The binding constraint in industrial electron microscopy is labelled data scarcity: real-world datasets are proprietary, expensive to annotate, and often live under NDA. NeuralSoftX's signature approach is physics-based synthetic data generation — every simulated training image is the output of a full forward model, from electron–specimen scattering through the detector itself.
Electron–specimen physics
Multislice simulation via MULTEM covers elastic and inelastic scattering, frozen-lattice thermal diffuse scattering (essential for quantitative HAADF-STEM), and full aberration-function modelling. Scattering potentials use the Lobato–Van Dyck 2014 parameterisation (Acta Crystallographica A) — roughly an order of magnitude more accurate than Doyle–Turner or Kirkland parameterisations across the periodic table.
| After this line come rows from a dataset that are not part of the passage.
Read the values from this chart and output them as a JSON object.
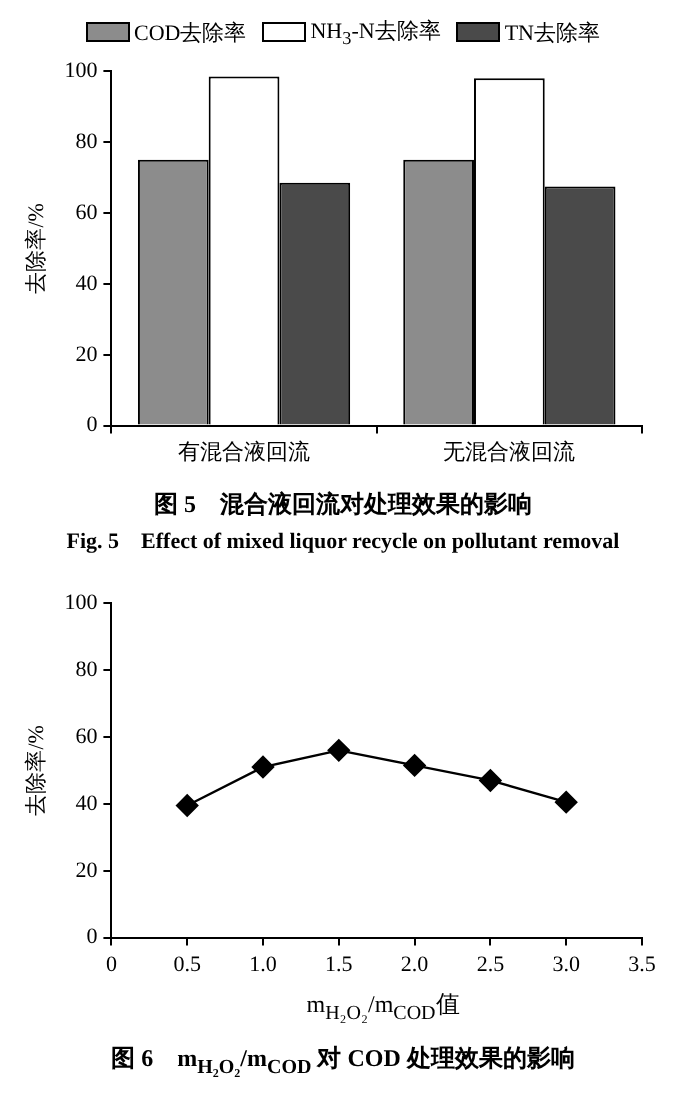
{
  "chart_data": [
    {
      "type": "bar",
      "title": "图 5　混合液回流对处理效果的影响",
      "subtitle": "Fig. 5　Effect of mixed liquor recycle on pollutant removal",
      "ylabel": "去除率/%",
      "categories": [
        "有混合液回流",
        "无混合液回流"
      ],
      "series": [
        {
          "name": "COD去除率",
          "color": "#8c8c8c",
          "values": [
            75,
            75
          ]
        },
        {
          "name": "NH$_{3}$-N去除率",
          "color": "#ffffff",
          "values": [
            98.5,
            98
          ]
        },
        {
          "name": "TN去除率",
          "color": "#4a4a4a",
          "values": [
            68.5,
            67.5
          ]
        }
      ],
      "ylim": [
        0,
        100
      ],
      "yticks": [
        0,
        20,
        40,
        60,
        80,
        100
      ],
      "legend": "top"
    },
    {
      "type": "line",
      "title": "图 6　m$_{H₂O₂}$/m$_{COD}$ 对 COD 处理效果的影响",
      "xlabel": "m$_{H₂O₂}$/m$_{COD}$值",
      "ylabel": "去除率/%",
      "x": [
        0.5,
        1.0,
        1.5,
        2.0,
        2.5,
        3.0
      ],
      "values": [
        39.5,
        51,
        56,
        51.5,
        47,
        40.5
      ],
      "color": "#000000",
      "marker": "diamond",
      "xlim": [
        0,
        3.5
      ],
      "xticks": [
        0,
        {
          "value": 0.5,
          "label": "0.5"
        },
        {
          "value": 1,
          "label": "1.0"
        },
        {
          "value": 1.5,
          "label": "1.5"
        },
        {
          "value": 2,
          "label": "2.0"
        },
        {
          "value": 2.5,
          "label": "2.5"
        },
        {
          "value": 3,
          "label": "3.0"
        },
        {
          "value": 3.5,
          "label": "3.5"
        }
      ],
      "ylim": [
        0,
        100
      ],
      "yticks": [
        0,
        20,
        40,
        60,
        80,
        100
      ]
    }
  ]
}
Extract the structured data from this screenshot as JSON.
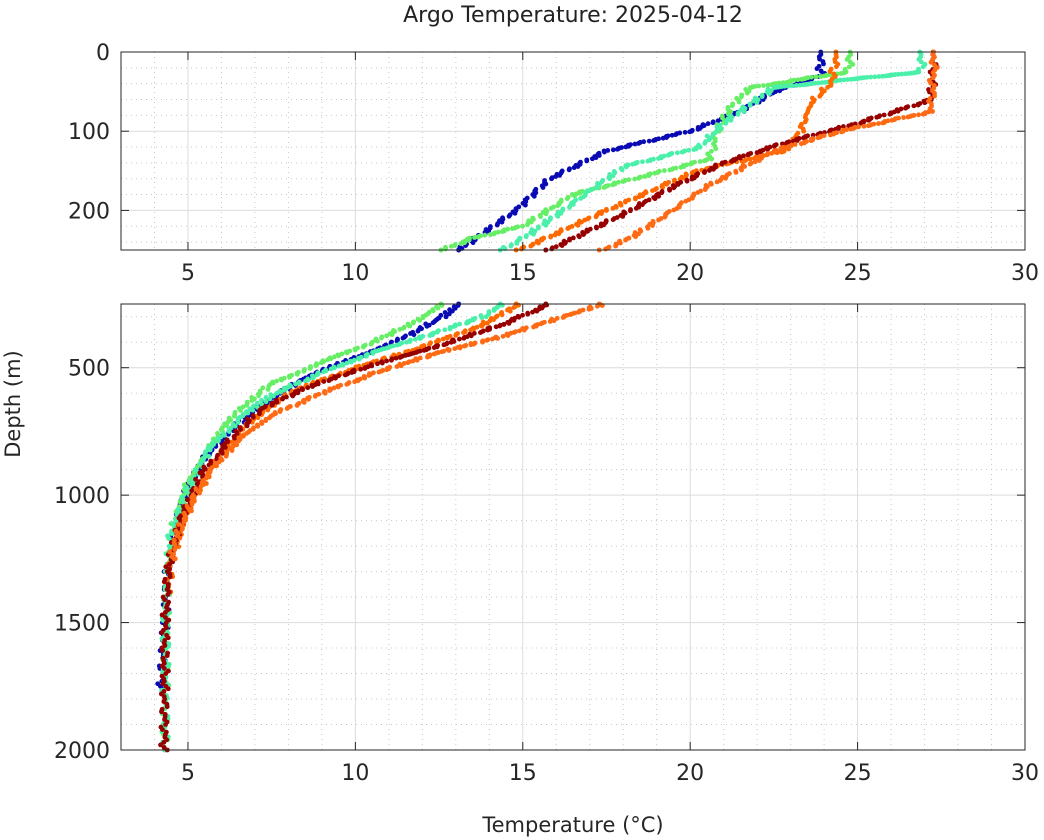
{
  "chart_data": {
    "type": "scatter",
    "title": "Argo Temperature: 2025-04-12",
    "xlabel": "Temperature (°C)",
    "ylabel": "Depth (m)",
    "xlim": [
      3,
      30
    ],
    "x_ticks": [
      "5",
      "10",
      "15",
      "20",
      "25",
      "30"
    ],
    "grid": "major and minor, dotted",
    "legend": "none",
    "panels": [
      {
        "name": "upper",
        "ylim": [
          0,
          250
        ],
        "y_ticks": [
          "0",
          "100",
          "200"
        ]
      },
      {
        "name": "lower",
        "ylim": [
          250,
          2000
        ],
        "y_ticks": [
          "500",
          "1000",
          "1500",
          "2000"
        ]
      }
    ],
    "series": [
      {
        "color": "#0a0ab4",
        "points": [
          [
            23.9,
            0
          ],
          [
            23.9,
            30
          ],
          [
            22.5,
            50
          ],
          [
            21.5,
            75
          ],
          [
            20,
            100
          ],
          [
            17.5,
            125
          ],
          [
            15.8,
            160
          ],
          [
            14.8,
            200
          ],
          [
            13.1,
            250
          ],
          [
            12.6,
            300
          ],
          [
            11.5,
            380
          ],
          [
            10,
            460
          ],
          [
            8.5,
            540
          ],
          [
            7.5,
            620
          ],
          [
            6.5,
            720
          ],
          [
            5.5,
            850
          ],
          [
            4.9,
            1000
          ],
          [
            4.6,
            1150
          ],
          [
            4.4,
            1300
          ],
          [
            4.3,
            1500
          ],
          [
            4.2,
            1780
          ]
        ]
      },
      {
        "color": "#66ef66",
        "points": [
          [
            24.8,
            0
          ],
          [
            24.7,
            25
          ],
          [
            21.8,
            45
          ],
          [
            21.2,
            70
          ],
          [
            20.8,
            100
          ],
          [
            20.6,
            135
          ],
          [
            16.5,
            180
          ],
          [
            15,
            220
          ],
          [
            13.5,
            235
          ],
          [
            12.6,
            250
          ],
          [
            11.8,
            320
          ],
          [
            10.5,
            400
          ],
          [
            9,
            480
          ],
          [
            7.5,
            560
          ],
          [
            6.6,
            660
          ],
          [
            5.8,
            780
          ],
          [
            5,
            950
          ],
          [
            4.5,
            1150
          ],
          [
            4.35,
            1400
          ],
          [
            4.3,
            2000
          ]
        ]
      },
      {
        "color": "#4af0aa",
        "points": [
          [
            26.9,
            0
          ],
          [
            26.9,
            25
          ],
          [
            22.5,
            45
          ],
          [
            21,
            90
          ],
          [
            20.3,
            120
          ],
          [
            18,
            145
          ],
          [
            16.2,
            200
          ],
          [
            15.2,
            230
          ],
          [
            14.4,
            250
          ],
          [
            13.8,
            300
          ],
          [
            12,
            380
          ],
          [
            10.5,
            440
          ],
          [
            9,
            520
          ],
          [
            7.6,
            600
          ],
          [
            6.5,
            700
          ],
          [
            5.6,
            830
          ],
          [
            5,
            980
          ],
          [
            4.5,
            1150
          ],
          [
            4.35,
            1400
          ],
          [
            4.3,
            2010
          ]
        ]
      },
      {
        "color": "#ff6a00",
        "points": [
          [
            24.4,
            0
          ],
          [
            24.2,
            40
          ],
          [
            23.6,
            65
          ],
          [
            23.3,
            100
          ],
          [
            22.8,
            125
          ],
          [
            20.2,
            150
          ],
          [
            17.5,
            200
          ],
          [
            15.7,
            235
          ],
          [
            14.9,
            250
          ],
          [
            13.8,
            330
          ],
          [
            12,
            420
          ],
          [
            10,
            500
          ],
          [
            8,
            600
          ],
          [
            6.8,
            720
          ],
          [
            5.9,
            850
          ],
          [
            5,
            1050
          ],
          [
            4.5,
            1250
          ],
          [
            4.4,
            1380
          ]
        ]
      },
      {
        "color": "#960000",
        "points": [
          [
            27.3,
            0
          ],
          [
            27.2,
            60
          ],
          [
            26.5,
            70
          ],
          [
            25,
            90
          ],
          [
            22.8,
            115
          ],
          [
            21,
            140
          ],
          [
            19.5,
            170
          ],
          [
            18,
            205
          ],
          [
            17,
            225
          ],
          [
            15.8,
            250
          ],
          [
            14.4,
            330
          ],
          [
            12.6,
            410
          ],
          [
            10.5,
            490
          ],
          [
            8.7,
            570
          ],
          [
            7.2,
            660
          ],
          [
            6.2,
            790
          ],
          [
            5.4,
            920
          ],
          [
            4.8,
            1090
          ],
          [
            4.4,
            1300
          ],
          [
            4.3,
            1600
          ],
          [
            4.3,
            2000
          ]
        ]
      },
      {
        "color": "#ff6a14",
        "points": [
          [
            27.3,
            0
          ],
          [
            27.2,
            75
          ],
          [
            26.7,
            80
          ],
          [
            24.5,
            100
          ],
          [
            22.5,
            125
          ],
          [
            20.5,
            170
          ],
          [
            19.3,
            205
          ],
          [
            18.2,
            235
          ],
          [
            17.4,
            250
          ],
          [
            16.2,
            300
          ],
          [
            14.3,
            380
          ],
          [
            12.5,
            440
          ],
          [
            10.6,
            520
          ],
          [
            9,
            600
          ],
          [
            7.6,
            680
          ],
          [
            6.5,
            780
          ],
          [
            5.7,
            900
          ],
          [
            5.2,
            1000
          ],
          [
            4.7,
            1150
          ],
          [
            4.5,
            1250
          ]
        ]
      }
    ]
  }
}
Detector recording physics
The detector forward model is instrument-specific, not a generic Gaussian. It covers the point-spread function (PSF), modulation transfer function (MTF), detective quantum efficiency (DQE(0) and DQE(ν)), Poisson electron shot noise, Gaussian readout noise, gain and dark reference, and — for STEM — fast-scan and slow-scan distortion following Ophus, Ciston & Nelson (Ultramicroscopy 2016).
Domain randomisation
The simulator sweeps dose, defocus, spherical aberration, PSF width, gain, and contamination distributions so that networks trained on synthetic data generalise to real experimental micrographs. Sim-only training is used where labels are impossible (e.g. defect detection, atom segmentation); pretrain-then-finetune is used where a small amount of experimental data is available.
Published, validated on real data
This is not a theoretical pitch. The full pipeline was published and validated on experimental images in Lobato, Friedrich & Van Aert, npj Computational Materials 10, 10 (2024) — a deep CNN for single-shot electron-microscopy restoration trained purely on MULTEM-simulated data.